On a lancé dans L’Humanité un grand débat autour de la gratuité du logement social. On se frotte à des réticences énormes - bon, il y a beaucoup d’enthousiasme aussi. Mais ceux qui s’opposent à notre idée avancent : « Il faut que les gens paient pour connaître la valeur des choses. » Mais ça, c’est vraiment un argument insupportable. On dit aux gens : « Vous êtes pauvres, mais on ne prend pas en compte que votre pauvreté vient de l’exploitation capitaliste, c’est-à-dire que vous appartenez à la classe qui reste quand même la classe qui produit toutes les richesses : non, il faut encore que vous passiez sous les fourches caudines du marché pour connaître la valeur des choses... »

- Pour ne pas être « irresponsables » vis-à-vis de ce qui leur est offert, c’est ça ?

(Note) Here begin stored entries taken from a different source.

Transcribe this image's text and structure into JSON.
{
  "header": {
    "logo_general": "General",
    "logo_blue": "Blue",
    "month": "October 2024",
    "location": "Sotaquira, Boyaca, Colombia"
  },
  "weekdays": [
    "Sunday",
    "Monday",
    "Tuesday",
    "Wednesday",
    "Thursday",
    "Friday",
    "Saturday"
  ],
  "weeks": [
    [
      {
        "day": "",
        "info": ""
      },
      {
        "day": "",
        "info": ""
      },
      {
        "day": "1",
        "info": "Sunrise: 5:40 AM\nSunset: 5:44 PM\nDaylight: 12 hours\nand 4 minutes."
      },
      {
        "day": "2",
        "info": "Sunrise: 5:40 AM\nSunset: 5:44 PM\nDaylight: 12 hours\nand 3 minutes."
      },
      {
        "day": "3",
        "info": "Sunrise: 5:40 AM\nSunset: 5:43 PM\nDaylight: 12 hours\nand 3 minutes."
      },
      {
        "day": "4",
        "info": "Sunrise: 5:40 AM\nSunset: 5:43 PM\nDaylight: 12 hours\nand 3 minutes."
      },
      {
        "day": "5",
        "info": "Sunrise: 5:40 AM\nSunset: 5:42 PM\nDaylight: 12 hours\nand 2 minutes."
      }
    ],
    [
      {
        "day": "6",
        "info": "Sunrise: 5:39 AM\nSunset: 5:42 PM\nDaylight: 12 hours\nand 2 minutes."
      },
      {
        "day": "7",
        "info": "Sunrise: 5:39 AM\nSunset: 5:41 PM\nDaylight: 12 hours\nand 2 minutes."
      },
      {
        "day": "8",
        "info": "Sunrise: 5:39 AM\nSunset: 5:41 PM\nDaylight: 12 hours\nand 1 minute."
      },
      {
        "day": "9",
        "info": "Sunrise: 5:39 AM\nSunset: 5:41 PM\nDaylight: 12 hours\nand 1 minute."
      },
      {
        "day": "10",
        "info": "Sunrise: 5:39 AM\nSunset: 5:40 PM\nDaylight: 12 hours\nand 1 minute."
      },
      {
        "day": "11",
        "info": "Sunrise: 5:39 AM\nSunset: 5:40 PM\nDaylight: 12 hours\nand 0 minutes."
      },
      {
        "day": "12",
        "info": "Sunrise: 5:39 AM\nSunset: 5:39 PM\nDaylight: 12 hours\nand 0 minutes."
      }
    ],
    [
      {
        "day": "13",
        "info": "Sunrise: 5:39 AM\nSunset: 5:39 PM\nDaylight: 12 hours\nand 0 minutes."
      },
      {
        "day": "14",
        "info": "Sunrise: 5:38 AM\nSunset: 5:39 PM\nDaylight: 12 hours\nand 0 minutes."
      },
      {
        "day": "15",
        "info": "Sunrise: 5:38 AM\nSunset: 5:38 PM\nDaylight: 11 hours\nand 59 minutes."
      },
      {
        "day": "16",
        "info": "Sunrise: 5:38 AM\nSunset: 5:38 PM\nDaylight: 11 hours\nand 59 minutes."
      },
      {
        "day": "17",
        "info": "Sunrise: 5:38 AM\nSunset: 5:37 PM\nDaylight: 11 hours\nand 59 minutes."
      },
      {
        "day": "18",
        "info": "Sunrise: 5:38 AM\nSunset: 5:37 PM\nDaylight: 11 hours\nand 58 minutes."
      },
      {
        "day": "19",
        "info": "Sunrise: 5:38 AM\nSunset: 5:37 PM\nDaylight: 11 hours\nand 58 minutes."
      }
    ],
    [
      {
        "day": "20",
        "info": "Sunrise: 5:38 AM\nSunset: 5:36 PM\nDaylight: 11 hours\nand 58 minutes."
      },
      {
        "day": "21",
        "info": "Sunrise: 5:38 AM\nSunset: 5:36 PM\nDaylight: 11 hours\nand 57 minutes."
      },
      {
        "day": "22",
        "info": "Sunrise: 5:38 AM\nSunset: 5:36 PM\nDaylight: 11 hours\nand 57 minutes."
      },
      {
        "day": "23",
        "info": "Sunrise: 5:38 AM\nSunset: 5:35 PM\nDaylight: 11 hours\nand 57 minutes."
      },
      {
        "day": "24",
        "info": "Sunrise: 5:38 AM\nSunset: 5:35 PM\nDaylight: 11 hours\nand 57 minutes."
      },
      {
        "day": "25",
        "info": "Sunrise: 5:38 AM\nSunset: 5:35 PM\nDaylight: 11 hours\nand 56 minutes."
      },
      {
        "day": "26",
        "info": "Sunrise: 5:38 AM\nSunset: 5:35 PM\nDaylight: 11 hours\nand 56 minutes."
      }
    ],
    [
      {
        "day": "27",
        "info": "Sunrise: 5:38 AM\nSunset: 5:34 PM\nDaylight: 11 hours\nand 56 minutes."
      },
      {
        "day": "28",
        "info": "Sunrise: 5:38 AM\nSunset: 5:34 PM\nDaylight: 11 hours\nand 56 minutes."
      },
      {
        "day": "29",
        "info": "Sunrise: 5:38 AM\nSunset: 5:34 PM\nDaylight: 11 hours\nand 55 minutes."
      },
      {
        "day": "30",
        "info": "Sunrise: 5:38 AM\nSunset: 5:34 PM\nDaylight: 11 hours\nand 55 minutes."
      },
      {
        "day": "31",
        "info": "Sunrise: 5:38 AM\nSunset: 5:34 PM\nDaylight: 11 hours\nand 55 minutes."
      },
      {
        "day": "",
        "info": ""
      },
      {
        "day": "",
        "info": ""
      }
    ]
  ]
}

J.-L.S.-D. : Tout à fait. Or, on voit des trucs très curieux. Dans les transports urbains, par exemple, qui, à cause du système de tarification unique, sont très pénalisants, les utilisateurs se montrent agressifs vis-à-vis de ces biens publics, ils les dégradent. Dans la région parisienne, nous avons un transport public qui est, de fait, gratuit. Oh, pas glorieusement gratuit - parce qu’on n’a pas voulu dire ouvertement : « c’est gratuit » -, mais honteusement gratuit, parce que la RATP a compris qu’il valait mieux laisser les choses en l’état et ne pas trop mettre de répression dans l’affaire...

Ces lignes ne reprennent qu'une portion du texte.